In times past there used to be a well-respected Apprentice Scheme, where older workers mentored younger employees. It was a certified skill that worked well, and brought generations together in a way that helped the younger appreciate the older. Today that mentoring is more likely to be supplied by external specialist companies.

Getting back to work in your 50s is harder than for other age groups. Stuart Lewis, founder of Rest Less, the UK's fastest growing digital community for the over 50s pointed out that highly skilled workers in their 50s and 60s suffer from age discrimination in the recruitment process, often being told they are ‘overqualified’ – a concept that simply doesn’t make sense. Rest Less warned that the workplace was losing mature employees as far back as January 2021, when their analysis of ONS statistics showed that older people out of work were more prone to long-term unemployment than other age groups in the same position. The UK needed more employment and re-employment policies that harnessed the “often overlooked talent” of the over-50s if the country was to recover from the economic fallout of the coronavirus crisis, including tailored support and comprehensive retraining for older people in the early stages of unemployment.

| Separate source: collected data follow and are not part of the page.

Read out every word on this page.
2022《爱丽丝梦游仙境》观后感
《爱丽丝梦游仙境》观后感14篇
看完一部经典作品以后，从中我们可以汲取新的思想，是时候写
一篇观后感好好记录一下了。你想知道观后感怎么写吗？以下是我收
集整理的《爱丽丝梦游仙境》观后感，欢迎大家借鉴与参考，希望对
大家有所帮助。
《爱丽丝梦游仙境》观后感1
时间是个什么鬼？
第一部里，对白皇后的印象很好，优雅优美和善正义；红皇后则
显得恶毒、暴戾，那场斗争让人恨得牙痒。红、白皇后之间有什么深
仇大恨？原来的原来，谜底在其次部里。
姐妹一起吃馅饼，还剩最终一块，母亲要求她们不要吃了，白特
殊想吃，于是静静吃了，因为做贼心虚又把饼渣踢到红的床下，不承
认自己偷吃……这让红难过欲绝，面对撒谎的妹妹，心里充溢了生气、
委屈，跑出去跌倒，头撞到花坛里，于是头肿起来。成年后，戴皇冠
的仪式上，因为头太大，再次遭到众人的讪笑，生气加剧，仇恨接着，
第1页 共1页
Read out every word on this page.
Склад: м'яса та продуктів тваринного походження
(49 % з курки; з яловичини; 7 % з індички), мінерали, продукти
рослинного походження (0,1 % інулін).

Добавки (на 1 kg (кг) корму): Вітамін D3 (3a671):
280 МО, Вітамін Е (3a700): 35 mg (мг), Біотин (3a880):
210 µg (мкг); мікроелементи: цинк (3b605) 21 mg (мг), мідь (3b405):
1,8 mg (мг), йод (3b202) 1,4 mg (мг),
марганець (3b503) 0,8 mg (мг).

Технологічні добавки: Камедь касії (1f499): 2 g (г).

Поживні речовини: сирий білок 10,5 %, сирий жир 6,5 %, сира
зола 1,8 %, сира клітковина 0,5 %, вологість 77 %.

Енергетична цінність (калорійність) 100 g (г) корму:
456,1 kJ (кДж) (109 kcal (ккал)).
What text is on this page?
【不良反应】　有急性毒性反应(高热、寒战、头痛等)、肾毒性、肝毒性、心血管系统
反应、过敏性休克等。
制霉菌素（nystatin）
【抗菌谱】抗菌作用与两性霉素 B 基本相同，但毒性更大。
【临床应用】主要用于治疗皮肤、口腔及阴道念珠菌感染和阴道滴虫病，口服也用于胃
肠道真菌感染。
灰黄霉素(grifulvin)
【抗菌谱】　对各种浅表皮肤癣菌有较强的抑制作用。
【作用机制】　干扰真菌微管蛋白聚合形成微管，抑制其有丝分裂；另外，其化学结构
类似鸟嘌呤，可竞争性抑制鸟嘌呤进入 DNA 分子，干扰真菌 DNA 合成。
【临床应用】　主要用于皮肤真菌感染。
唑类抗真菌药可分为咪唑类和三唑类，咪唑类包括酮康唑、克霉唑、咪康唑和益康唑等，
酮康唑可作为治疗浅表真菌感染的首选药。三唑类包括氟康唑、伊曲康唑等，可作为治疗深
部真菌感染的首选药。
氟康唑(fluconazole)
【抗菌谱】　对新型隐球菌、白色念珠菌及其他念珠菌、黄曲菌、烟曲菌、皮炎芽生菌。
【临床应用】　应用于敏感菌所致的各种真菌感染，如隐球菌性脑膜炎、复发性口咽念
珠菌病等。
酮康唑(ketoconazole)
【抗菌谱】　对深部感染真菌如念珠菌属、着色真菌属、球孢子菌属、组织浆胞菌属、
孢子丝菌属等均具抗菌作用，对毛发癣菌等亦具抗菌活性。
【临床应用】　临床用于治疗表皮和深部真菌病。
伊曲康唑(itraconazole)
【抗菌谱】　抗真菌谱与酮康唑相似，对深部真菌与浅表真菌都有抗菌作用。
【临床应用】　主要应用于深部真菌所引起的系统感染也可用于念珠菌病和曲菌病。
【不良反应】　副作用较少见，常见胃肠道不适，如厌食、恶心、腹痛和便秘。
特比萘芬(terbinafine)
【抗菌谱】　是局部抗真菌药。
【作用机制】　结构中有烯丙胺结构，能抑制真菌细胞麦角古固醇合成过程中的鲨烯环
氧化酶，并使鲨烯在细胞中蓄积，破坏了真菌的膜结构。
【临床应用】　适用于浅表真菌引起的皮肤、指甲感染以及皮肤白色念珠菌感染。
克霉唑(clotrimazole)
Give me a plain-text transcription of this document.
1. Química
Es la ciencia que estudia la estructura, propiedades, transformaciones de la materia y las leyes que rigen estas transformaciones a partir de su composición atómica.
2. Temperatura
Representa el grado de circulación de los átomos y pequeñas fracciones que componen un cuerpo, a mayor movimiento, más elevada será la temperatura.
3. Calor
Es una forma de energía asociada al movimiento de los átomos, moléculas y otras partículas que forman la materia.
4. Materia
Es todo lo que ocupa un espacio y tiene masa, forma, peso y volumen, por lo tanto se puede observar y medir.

Emily Andrews, senior evidence manager at the Centre for Ageing Better, agreed that the over-50s faced age bias in the recruitment process, and called for more action from the government. ‘Government back-to-work programmes haven’t worked for this age group – just one in five people aged 50-plus gained a job outcome from the work programme, compared to one in three 25 to 49-year-olds and 40 per cent of 18 to 24-year-olds.’

Focusing on the over 50s may not be the most effective way of getting them back into work. Perhaps putting more effort into eradicating ageism across the board would produce better results not just for now, but in the future.